Se você preferir ser um seguidor, primeiro entenda como um candidato a líder constrói a proposta de valor do ecossistema e se isso é coerente com sua visão e sua estratégia. Embora um ecossistema seja uma colaboração, cada empresa define a própria estratégia, que abrange estrutura, papéis e riscos. Quanto maior a coerência nas estratégias dos players relevantes, maior a probabilidade de que suas ações convergirão e serão bem-sucedidas. Em segundo lugar, se as ações da liderança fazem sentido para você, pergunte-se se elas também farão sentido para os outros participantes. Não basta que um player esteja disposto a seguir o líder se os outros não estiverem. Terceiro, antes de vincular recursos e credibilidade a um líder, seguidores devem ter clareza quanto a seus objetivos e motivações. O líder ganha quando você ganha, e vice-versa? A resposta deve ser “sim”.
Moldar o jogo. Os seguidores devem analisar como querem interagir entre si – é aqui que os mais inteligentes fazem seus melhores movimentos. Um ótimo exemplo é o caso dos prontuários eletrônicos (EHR, na sigla em inglês), que alimentaram a promessa de eficiência no sistema de saúde dos EUA. Por 20 anos, a indústria de tecnologia fez lobby para manter o governo fora da discussão, assumindo que a regulamentação prejudicaria os negócios. Mas, depois de todo esse tempo sem conseguir persuadir os provedores de assistência médica a comprar sua tecnologia, o setor concluiu que não estava em posição de liderar. Para os provedores, o problema era o custo do sistema e da manutenção dos prontuários eletrônicos e a resistência dos médicos ao aumento de sua carga de trabalho com o input de dados.Os gigantes de TI Cerner e Epic decidiram então se tornar seguidores, fazendo um bem-sucedido lobby para que o governo assumisse a liderança no alinhamento do ecossistema. Foi aprovada uma regulamentação em 2009 (o Health Information Technology for Economic and Clinical Health Act) e o governo assumiu o comando: considerou as metas da indústria de TI, penalizando os fornecedores que não adotassem os prontuários eletrônicos, e também as metas dos hospitais, subsidiando a adoção da tecnologia.
Ao todo, houve um aumento de US$ 27 bilhões nos pagamentos de Medicare e Medicaid para “uso significativo de sistemas EHR certificados”. Em 2015, quem não tivesse adotado os prontuários eletrônicos “significativamente” (com a atualização constante dos dados) teria seus pagamentos cortados. Embora o uso maciço dessa tecnologia fosse desagradável para os hospitais, não era algo oneroso a ponto de fazer não valer a pena.
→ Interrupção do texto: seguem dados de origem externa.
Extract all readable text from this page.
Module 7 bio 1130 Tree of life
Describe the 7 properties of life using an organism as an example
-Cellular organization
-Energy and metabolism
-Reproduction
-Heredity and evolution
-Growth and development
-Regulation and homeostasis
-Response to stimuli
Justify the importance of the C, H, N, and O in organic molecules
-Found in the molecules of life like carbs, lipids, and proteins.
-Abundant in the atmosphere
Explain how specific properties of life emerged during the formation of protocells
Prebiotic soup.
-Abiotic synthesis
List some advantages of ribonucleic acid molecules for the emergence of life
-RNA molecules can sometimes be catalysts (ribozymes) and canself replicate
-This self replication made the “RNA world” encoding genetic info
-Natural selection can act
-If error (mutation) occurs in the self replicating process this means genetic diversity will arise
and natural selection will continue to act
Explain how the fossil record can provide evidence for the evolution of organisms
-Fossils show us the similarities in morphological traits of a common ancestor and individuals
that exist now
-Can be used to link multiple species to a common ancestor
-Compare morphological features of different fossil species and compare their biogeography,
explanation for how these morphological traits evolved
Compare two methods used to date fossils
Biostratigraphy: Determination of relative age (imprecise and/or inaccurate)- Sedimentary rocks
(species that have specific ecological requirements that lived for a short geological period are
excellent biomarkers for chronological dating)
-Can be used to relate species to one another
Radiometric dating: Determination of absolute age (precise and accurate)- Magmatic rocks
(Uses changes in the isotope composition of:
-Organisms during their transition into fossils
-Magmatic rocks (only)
Os hospitais então concordaram em ser seguidores e em troca exigiram uma compensação financeira, negociada com o líder, o que foi uma ação ingênua. As empresas de TI foram mais inteligentes: além de negociarem com o líder a assistência financeira que ajudaria suas vendas, também conseguiram a inclusão do uso significativo de seu produto – uma imposição sobre o comportamento dos demais players. Elas moldaram a governança de longo prazo do ecossistema ainda durante a criação das regras.
Na fase em que o alinhamento e o acordo ainda estavam em discussão, os hospitais poderiam ter feito exigências recíprocas – insistindo em padrões de interoperabilidade entre os prontuários eletrônicos, por exemplo. A indústria de TI era contra, porque isso aumentaria os custos de desenvolvimento e a concorrência. Mas não era um empecilho em si, pois ela também tinha um forte incentivo financeiro para chegar a um acordo. Os hospitais, porém, só pensaram nisso tarde demais. Levaria mais de uma década até que o movimento rumo à interoperabilidade tivesse outra chance de ganhar tração.
Essa é a versão “seguidores” da armadilha do egossistema: agir como se o jogo fosse apenas entre eles e o líder, em vez de se posicionar também em relação aos outros jogadores no ecossistema.
SUCESSO NOS ECOSSISTEMAS requer inteligência, estratégia e estrutura não apenas para você, mas também para os parceiros. Tanto líderes como seguidores devem evitar a armadilha do egossistema; é difícil, mas o esforço compensa.”